Part 7:  Christmas Week

Becky decided to bail on the butterfly excursion (she had to critique a 400-page novel), so Martin picked me up at nine, and he turned out to be just a delightful fellow: a retired lawyer who’s still "working" in real estate, folk art, and other ventures, but who spends his winters here on Sanibel (just a couple of miles from this place, actually)! He’s also originally from Grand Rapids, so we had fun sharing Michigan and birding stories (he told one of an 80-year-old woman who wanted to see 500 birds before she died, and so she hired him to find her the last two she needed—Eurasian Collared Dove was one of them! I forget what her 500th turned out to be…)! But he also leads walks to raise money for the Nature Conservancy; they’ve bought lots of parcels here on the island and set it aside for wildlife.

So we headed over to Manatee Park, and unfortunately the sun was in and out (the front was coming in early, it looked like), but we did manage to kick up several new ones: he pointed out both Long-tailed Skipper and Dorantes Longtail to me (only shot the latter, and really didn’t get an identifiable look at the former), and also what turned out to be Barred Yellows. Lots of Gulf Fritillaries and White Peacocks were around, of course, and he pointed out the band on the underside of the Soldier as a good distinguishing field mark from the Queen. But my favorite was the Polydamus Swallowtail (the swallowtail without the tail) which frustrated me to no end at first (it was one of those that stayed at the flower just long enough for my camera to decide to focus before taking off again), but finally it cooperated, eliciting a "Thank you, Lord!" from me! No manatees were around, but the docent explained that was because the gulf water wasn’t cold enough yet for them to come in and warm themselves!


Martin (a local butterfly expert) takes me to Manatee Park in search of pretty butters, like this Gulf Fritillary!


Polydamus Swallowtails


Soldiers; the Florida race has a paler post-median band than the Texan race.  At right is a Barred Yellow.


L-R:  Sleepy Orange, Gulf Frit caterpillar, female Large Orange Sulphur, and female Orange-barred Sulphurs


Dorantes Longtail and Ceraunus Blue

I took him to lunch at a little hole-in-the-wall seafood restaurant that had frog legs! (I’ve had better, but they were still frog legs…) So we had a delightful time chatting about various things; it did indeed rain on the way home and that night! Brother Dave drove in later, and we went to dinner at another spot that had some kind of chowder that was okay (forgot the name of the place so it must not have been all that impressive).  He then went to pick up his family (who were flying in) and Becky and I hit the sack after several rounds of Rummicube!
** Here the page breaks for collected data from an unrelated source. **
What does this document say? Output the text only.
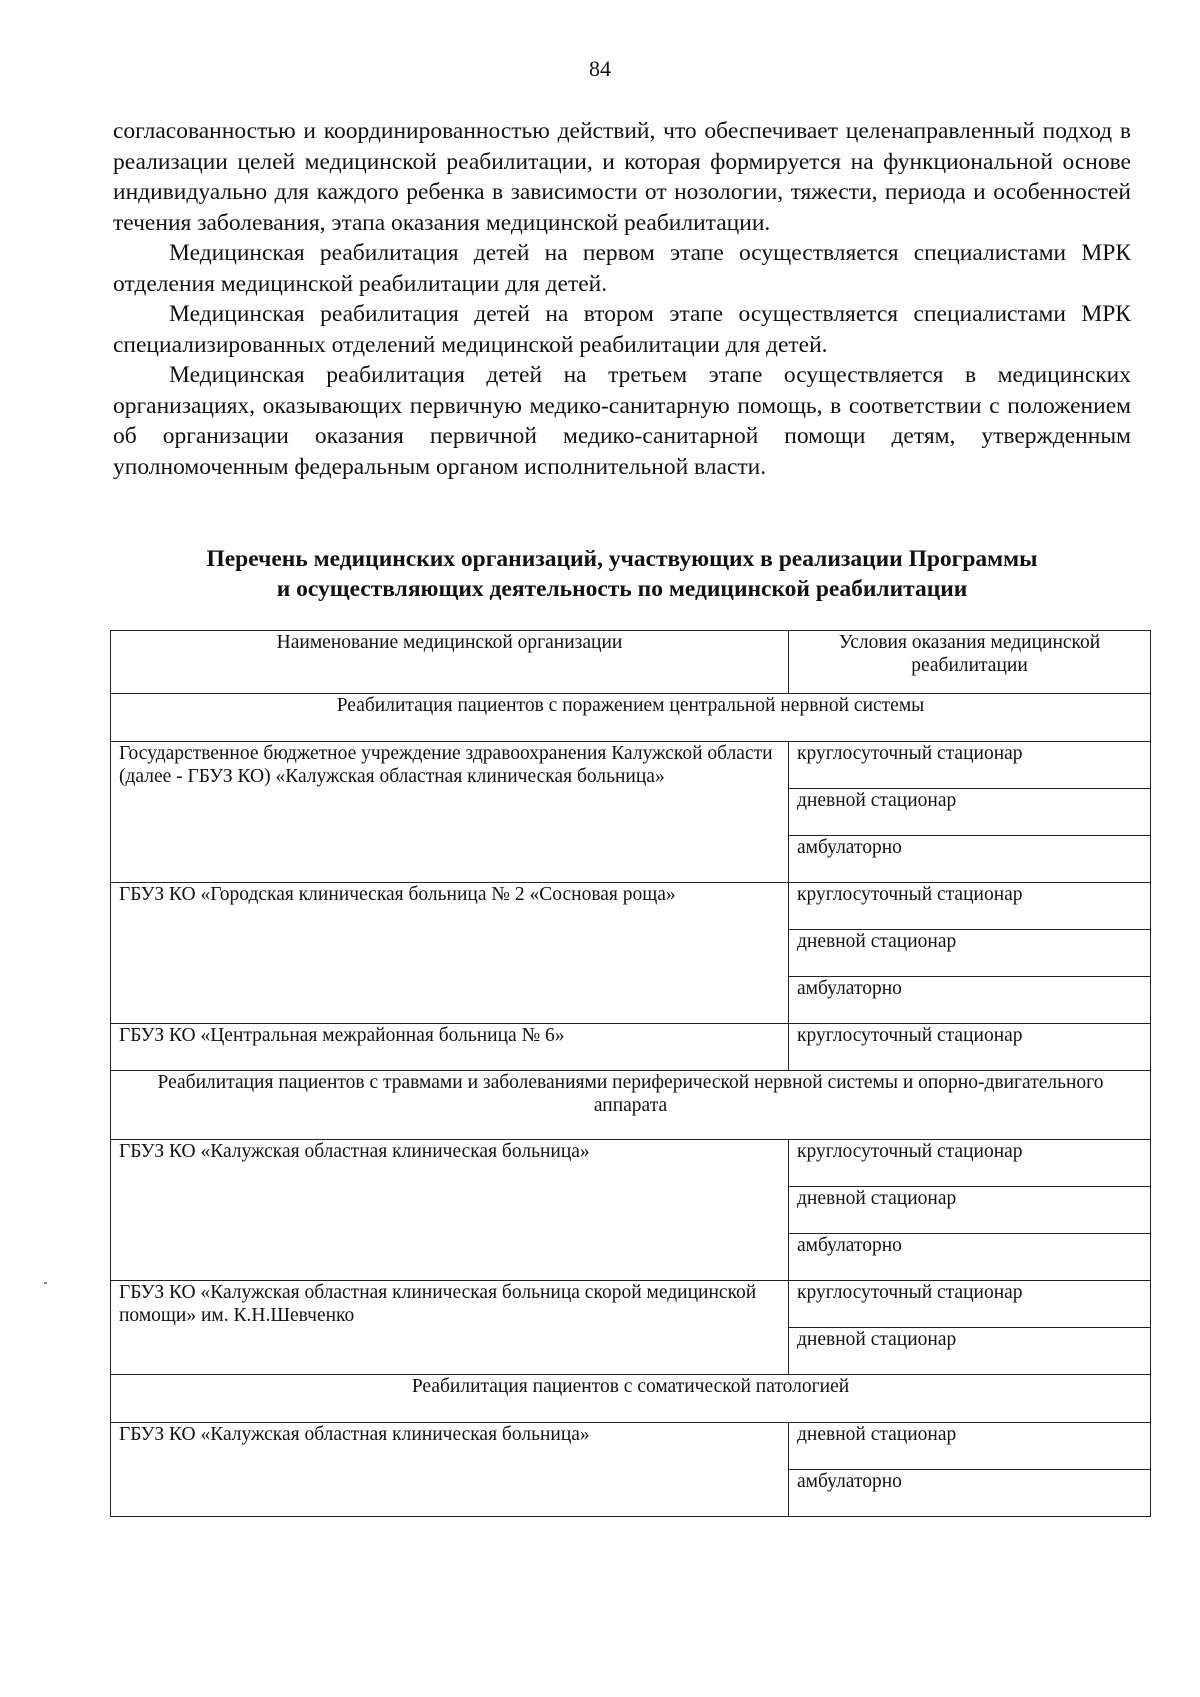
84

согласованностью и координированностью действий, что обеспечивает целенаправленный подход в реализации целей медицинской реабилитации, и которая формируется на функциональной основе индивидуально для каждого ребенка в зависимости от нозологии, тяжести, периода и особенностей течения заболевания, этапа оказания медицинской реабилитации.

Медицинская реабилитация детей на первом этапе осуществляется специалистами МРК отделения медицинской реабилитации для детей.

Медицинская реабилитация детей на втором этапе осуществляется специалистами МРК специализированных отделений медицинской реабилитации для детей.

Медицинская реабилитация детей на третьем этапе осуществляется в медицинских организациях, оказывающих первичную медико-санитарную помощь, в соответствии с положением об организации оказания первичной медико-санитарной помощи детям, утвержденным уполномоченным федеральным органом исполнительной власти.

Перечень медицинских организаций, участвующих в реализации Программы
и осуществляющих деятельность по медицинской реабилитации
Наименование медицинской организации	Условия оказания медицинской реабилитации
Реабилитация пациентов с поражением центральной нервной системы	
Государственное бюджетное учреждение здравоохранения Калужской области (далее - ГБУЗ КО) «Калужская областная клиническая больница»	круглосуточный стационар
	дневной стационар
	амбулаторно
ГБУЗ КО «Городская клиническая больница № 2 «Сосновая роща»	круглосуточный стационар
	дневной стационар
	амбулаторно
ГБУЗ КО «Центральная межрайонная больница № 6»	круглосуточный стационар
Реабилитация пациентов с травмами и заболеваниями периферической нервной системы и опорно-двигательного аппарата	
ГБУЗ КО «Калужская областная клиническая больница»	круглосуточный стационар
	дневной стационар
	амбулаторно
ГБУЗ КО «Калужская областная клиническая больница скорой медицинской помощи» им. К.Н.Шевченко	круглосуточный стационар
	дневной стационар
Реабилитация пациентов с соматической патологией	
ГБУЗ КО «Калужская областная клиническая больница»	дневной стационар
	амбулаторно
Since I had to take Jip in for an oil change the next day, I really didn’t plan anything; I took a walk on the beach and a nice long bike ride in the morning, then came back to catch up on things, but mid-morning Becky called me to say there was a big Bald Eagle right by the road along Periwinkle! So I left early and tootled over to the campground (where they very graciously let me park for a few minutes) and did some digiscoping (Becky was dutifully impressed with the results)! So after the oil change I came back, and somewhere in there the Baers showed up, so we sat around and yakked for awhile then went for another walk on the beach.


Birds on the beach included this Willet on the move...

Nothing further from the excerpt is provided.